JAKARTA (RIAUPOS.CO) — Rencana Menteri Pendidikan dan Kebudayan (Mendikub) Nadiem Makarim membuka sekolah untuk mengaktifkan kembali belajar secara tatap muka munai kritik. Pasalnya di luar zona hijau, pembukaan sekolah bisa membahayakan keselamatan dan kesehatan para siswa.
Kritik itu disampaikan oleh Mantan Koordinator pada Direktorat Hukum pada Tim Kampanye Nasional Jokowi-Maruf Amin, Hendra Setiawan Boen.
Hendra mengaku, dirinya tidak paham dengan keputusan tersebut. Karena data apa yang digunakan oleh pemerintah dan Nadiem Makarim untuk memutuskan bahwa sudah dapat dilakukan kegiatan belajar mengajar di sekolah pada saat pandemi Covid-19. Faktanya di Indonesia belum menunjukan penurunan.
"Data terakhir bahkan menyatakan bahwa orang yang terinfeksi Covid-19 terus mengalami kenaikan dan per hari ini ada 104.432 kasus di Indonesia dan muncul 90 kluster perkantoran hanya di Jakarta saja," ujar Hendra dalam keterangan tertulisnya pada JawaPos.com, Kamis (30/7).
Menurutnya, data di atas adalah data resmi pemerintah, yang kondisinya masih sangat terbuka kemungkinan jumlah yang tidak terdeteksi jauh lebih banyak. Misalnya pada saat data resmi pemerintah menunjukkan terdapat korban meninggal sebanyak 2.276 orang, ternyata ditemukan data dari rumah sakit yang menanggani pasien Covid-19 di seluruh Indonesia bahwa orang meninggal sebenarnya sudah berjumlah 13.885 orang atau lebih dari empat kali lipat angka kematian yang diumumkan.
"Kenaikan klaster virus corona di puluhan kantor sejak PSBB dilonggarkan pada tanggal 4 Juni 2020 juga membuktikan bahwa protokol kesehatan yang diterapkan pada semua perkantoran, hanya dapat menekan angka orang yang akan terinfeksi tapi tidak dapat menghalangi kenaikan kasus infeksi Covid-19," ujarnya.
Lebih lanjut, Hendra juga menuturkan, orang-orang di kantor adalah orang-orang yang sudah dewasa dan seharusnya lebih disiplin dalam melaksanakan protokol kesehatan tapi mereka masih tetap kena. Bagaimana dengan anak-anak yang tentunya tidak akan sedisiplin orang dewasa.
"Di dalam sekolah mereka dapat dipaksa melakukan protokol kesehatan dengan ketat, tapi apa ada jaminan begitu mereka keluar sekolah akan juga melakukan protokol kesehatan?
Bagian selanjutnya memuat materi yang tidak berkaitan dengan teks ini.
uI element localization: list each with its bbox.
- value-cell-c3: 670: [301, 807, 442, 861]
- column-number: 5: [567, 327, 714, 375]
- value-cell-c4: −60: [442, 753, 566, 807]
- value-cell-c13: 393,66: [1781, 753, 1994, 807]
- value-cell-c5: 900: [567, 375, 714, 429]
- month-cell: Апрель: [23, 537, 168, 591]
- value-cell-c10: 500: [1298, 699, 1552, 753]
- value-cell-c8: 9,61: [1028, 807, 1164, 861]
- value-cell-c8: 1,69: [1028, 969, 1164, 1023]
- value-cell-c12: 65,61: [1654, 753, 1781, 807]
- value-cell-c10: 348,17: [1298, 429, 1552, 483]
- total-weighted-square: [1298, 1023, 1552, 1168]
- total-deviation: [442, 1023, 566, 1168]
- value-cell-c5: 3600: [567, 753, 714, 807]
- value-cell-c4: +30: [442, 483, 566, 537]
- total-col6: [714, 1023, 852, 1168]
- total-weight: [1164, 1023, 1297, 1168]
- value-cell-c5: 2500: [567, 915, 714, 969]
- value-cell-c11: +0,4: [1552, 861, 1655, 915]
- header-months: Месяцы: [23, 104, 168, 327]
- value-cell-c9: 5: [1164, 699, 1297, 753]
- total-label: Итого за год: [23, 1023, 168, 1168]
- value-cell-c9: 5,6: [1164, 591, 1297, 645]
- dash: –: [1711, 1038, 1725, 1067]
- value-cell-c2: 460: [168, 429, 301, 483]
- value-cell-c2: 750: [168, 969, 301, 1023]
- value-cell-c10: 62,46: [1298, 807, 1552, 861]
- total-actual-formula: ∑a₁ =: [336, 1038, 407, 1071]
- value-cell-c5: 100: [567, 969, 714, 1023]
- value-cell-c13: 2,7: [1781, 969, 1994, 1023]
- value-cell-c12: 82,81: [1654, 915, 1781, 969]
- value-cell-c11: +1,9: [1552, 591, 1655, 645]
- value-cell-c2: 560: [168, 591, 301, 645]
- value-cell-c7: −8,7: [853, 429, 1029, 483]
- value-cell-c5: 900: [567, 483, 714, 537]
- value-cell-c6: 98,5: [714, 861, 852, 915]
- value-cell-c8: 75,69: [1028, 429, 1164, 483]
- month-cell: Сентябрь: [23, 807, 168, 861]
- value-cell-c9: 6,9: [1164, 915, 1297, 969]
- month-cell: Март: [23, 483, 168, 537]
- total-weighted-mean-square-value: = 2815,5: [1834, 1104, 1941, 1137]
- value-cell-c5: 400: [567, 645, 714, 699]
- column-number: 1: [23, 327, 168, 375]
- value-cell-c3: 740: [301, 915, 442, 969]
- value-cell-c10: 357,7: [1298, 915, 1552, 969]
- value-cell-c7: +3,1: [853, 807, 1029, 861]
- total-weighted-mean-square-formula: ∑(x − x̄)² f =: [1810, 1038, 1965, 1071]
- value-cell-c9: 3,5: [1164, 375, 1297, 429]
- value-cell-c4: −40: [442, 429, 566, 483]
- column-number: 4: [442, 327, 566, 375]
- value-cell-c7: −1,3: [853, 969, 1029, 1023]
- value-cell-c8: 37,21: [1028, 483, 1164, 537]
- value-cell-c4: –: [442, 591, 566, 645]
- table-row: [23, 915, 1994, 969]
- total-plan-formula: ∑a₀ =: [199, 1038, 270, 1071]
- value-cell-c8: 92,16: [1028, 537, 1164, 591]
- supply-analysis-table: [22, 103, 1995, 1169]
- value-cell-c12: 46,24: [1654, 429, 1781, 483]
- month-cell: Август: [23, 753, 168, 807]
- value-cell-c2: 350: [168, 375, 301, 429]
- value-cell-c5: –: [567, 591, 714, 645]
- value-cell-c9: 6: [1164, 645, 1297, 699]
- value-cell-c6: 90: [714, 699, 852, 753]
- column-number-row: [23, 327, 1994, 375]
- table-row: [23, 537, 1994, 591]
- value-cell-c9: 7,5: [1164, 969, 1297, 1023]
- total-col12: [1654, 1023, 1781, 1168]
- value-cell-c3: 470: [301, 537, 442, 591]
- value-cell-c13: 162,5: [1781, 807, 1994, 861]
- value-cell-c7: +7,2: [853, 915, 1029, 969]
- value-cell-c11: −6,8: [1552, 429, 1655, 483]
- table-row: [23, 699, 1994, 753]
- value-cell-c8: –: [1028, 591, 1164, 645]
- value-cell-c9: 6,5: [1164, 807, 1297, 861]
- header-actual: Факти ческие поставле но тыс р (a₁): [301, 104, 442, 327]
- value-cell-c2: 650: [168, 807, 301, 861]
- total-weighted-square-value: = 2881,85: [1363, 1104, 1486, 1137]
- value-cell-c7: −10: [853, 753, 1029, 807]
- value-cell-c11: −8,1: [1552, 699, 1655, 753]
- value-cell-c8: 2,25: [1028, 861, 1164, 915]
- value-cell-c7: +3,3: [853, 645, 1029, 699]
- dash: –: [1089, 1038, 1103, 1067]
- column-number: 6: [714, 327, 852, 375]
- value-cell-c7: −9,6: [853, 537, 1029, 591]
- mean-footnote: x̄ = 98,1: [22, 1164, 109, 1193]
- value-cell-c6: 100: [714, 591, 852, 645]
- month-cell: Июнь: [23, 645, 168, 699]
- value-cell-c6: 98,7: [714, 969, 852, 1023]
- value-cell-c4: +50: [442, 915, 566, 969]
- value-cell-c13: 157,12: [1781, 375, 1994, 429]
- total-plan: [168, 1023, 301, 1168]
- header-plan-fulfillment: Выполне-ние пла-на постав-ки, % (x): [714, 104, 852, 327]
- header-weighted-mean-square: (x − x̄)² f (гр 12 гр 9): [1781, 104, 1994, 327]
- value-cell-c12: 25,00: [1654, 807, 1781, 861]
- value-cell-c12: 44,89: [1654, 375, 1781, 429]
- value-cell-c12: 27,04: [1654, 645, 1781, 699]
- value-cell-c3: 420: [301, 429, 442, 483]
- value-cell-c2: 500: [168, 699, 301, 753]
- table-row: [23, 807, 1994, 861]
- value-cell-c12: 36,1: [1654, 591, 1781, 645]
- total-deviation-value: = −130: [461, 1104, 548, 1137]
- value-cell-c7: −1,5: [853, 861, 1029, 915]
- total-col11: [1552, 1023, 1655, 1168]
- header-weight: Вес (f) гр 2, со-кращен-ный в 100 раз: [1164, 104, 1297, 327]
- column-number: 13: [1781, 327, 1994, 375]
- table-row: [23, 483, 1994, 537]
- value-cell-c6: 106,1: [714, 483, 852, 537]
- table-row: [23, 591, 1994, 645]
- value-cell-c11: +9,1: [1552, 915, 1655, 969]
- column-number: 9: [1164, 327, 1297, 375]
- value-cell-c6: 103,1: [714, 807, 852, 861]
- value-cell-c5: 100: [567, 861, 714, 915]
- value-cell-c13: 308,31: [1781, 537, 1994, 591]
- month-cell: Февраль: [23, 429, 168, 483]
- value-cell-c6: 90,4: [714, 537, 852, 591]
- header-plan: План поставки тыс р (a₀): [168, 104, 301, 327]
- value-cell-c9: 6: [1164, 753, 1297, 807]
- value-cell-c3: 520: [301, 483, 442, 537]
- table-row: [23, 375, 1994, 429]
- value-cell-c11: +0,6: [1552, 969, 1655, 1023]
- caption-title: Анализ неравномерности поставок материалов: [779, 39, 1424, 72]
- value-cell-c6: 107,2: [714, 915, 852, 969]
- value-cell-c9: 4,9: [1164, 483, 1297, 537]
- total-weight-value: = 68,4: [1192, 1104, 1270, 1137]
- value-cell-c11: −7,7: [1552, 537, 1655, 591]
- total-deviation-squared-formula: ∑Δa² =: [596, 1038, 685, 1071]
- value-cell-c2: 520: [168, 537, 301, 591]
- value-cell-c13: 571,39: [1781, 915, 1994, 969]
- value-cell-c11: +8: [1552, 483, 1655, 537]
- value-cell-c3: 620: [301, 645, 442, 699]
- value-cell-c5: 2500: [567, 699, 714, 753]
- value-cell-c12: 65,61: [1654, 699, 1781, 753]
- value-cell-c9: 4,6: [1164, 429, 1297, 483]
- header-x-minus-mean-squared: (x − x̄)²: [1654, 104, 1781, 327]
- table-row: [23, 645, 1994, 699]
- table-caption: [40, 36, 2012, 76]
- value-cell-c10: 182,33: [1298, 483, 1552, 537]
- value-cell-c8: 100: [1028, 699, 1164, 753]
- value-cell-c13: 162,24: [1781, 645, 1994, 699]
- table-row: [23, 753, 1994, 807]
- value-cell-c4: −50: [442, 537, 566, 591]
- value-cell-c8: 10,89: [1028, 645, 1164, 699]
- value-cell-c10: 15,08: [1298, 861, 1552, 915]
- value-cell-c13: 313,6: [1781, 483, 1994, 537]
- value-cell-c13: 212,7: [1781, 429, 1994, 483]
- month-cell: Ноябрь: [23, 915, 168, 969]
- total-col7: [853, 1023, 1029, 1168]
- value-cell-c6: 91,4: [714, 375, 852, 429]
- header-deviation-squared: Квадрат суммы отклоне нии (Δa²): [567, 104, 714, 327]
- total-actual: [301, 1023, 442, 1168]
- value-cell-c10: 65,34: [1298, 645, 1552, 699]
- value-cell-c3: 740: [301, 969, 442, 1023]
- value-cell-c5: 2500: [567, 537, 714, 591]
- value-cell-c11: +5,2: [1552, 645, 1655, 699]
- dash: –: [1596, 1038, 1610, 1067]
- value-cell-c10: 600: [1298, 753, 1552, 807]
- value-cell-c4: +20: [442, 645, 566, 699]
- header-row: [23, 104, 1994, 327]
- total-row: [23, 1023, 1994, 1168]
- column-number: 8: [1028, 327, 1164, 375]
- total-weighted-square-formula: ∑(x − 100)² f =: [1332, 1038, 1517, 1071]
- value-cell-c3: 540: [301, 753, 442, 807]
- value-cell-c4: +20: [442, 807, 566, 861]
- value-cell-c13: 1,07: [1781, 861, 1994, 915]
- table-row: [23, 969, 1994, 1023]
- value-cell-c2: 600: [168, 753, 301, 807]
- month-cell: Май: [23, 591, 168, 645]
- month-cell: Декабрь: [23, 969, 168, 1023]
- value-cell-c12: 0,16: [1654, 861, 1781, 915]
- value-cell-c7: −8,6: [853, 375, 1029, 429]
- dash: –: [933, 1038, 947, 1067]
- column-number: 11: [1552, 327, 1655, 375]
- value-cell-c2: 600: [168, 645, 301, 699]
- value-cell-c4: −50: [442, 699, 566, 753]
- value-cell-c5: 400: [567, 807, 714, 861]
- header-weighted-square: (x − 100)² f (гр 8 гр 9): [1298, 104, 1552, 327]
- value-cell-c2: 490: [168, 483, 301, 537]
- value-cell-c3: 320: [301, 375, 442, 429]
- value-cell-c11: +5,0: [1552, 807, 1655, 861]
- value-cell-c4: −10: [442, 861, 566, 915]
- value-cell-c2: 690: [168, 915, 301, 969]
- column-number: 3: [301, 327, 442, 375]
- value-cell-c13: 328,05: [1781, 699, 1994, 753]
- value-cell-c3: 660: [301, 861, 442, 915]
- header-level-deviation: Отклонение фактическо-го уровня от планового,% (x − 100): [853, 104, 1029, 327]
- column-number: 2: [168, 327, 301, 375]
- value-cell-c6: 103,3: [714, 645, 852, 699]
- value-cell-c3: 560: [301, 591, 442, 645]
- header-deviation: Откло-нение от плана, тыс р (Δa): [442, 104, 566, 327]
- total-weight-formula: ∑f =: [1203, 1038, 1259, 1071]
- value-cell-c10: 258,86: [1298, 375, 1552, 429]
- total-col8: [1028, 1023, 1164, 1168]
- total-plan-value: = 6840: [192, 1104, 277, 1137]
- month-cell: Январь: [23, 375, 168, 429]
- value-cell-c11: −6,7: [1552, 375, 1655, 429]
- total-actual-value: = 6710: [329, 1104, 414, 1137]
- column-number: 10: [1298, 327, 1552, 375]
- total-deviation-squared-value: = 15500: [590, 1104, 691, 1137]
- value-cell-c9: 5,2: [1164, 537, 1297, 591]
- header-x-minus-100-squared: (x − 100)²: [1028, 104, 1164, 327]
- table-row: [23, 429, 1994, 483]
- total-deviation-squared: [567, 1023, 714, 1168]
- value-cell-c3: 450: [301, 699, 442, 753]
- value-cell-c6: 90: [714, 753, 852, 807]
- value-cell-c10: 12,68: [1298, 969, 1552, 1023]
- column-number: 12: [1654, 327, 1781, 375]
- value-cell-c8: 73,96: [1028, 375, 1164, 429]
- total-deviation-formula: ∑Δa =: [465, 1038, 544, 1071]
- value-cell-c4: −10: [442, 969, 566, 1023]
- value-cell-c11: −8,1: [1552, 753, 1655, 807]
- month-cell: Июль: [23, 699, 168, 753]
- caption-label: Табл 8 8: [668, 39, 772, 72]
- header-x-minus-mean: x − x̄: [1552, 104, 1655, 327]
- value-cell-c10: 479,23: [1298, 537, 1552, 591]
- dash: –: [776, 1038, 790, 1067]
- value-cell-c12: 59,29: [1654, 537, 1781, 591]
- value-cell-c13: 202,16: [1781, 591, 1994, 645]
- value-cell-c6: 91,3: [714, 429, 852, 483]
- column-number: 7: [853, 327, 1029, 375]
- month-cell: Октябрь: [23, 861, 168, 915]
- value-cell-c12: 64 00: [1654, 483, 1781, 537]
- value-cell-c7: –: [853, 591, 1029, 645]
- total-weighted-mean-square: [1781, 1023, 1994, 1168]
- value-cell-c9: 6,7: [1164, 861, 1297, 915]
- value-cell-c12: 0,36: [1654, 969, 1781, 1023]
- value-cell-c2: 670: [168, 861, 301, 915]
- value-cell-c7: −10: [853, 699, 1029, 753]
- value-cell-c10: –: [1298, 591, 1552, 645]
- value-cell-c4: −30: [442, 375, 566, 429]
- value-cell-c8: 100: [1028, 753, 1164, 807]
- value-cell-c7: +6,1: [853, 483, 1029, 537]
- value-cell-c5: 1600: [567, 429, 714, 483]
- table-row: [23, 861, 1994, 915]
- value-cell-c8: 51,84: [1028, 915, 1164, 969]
Orang dewasa saja tidak bisa dan hal ini merupakan salah satu sebab angka penderita Covid-19 di Indonesia terus naik," yegasnya.
Belum lagi, kata dia, data dari US Centers for Disease Control and Prevention (CDC) menemukan bahwa virus Covid-19 ini dapat menular melalui udara dan pada ruang tertutup (ruang kelas atau ruang kantor misalnya) ternyata virus ini dapat bertahan di udara selama 16 jam.
Artinya, lanjut Hendra, protokol kesehatan berupa pembatasan kapasitas kelas menjadi 50 persen tidak akan efektif menghindari sekolah menjadi klaster baru apabila ada satu saja anak tanpa gejala yang bersekolah dan menyebabkan virus tersebut melayang di ruang kelas.
Hendra juga kembali menegaskan, dalam hal apapun sekolah tidak boleh dibuka di luar zona hijau sampai masalah Covid-19 selesai. Dia menilai sistem belajar jarak jauh sudah benar. Bahwa ada masalah anak-anak yang tidak punya akses internet maupun gawai, maka hal tersebut harus diatasi agar memastikan mereka bisa mengakses internet dan gawai untuk belajar jarak jauh.
"Bukankah dana Program Organisasi Penggerak (POP) yang ratusan miliar tersebut dapat digunakan untuk pengadaan internet dan gawai bagi peserta didik yang tidak mampu? Kebosanan anak di rumah juga bukan alasan. Lebih baik anak bosan di rumah daripada masa depan mereka rusak atau bahkan mereka kehilangan nyawa akibat terjangkit Covid-19," tutupnya.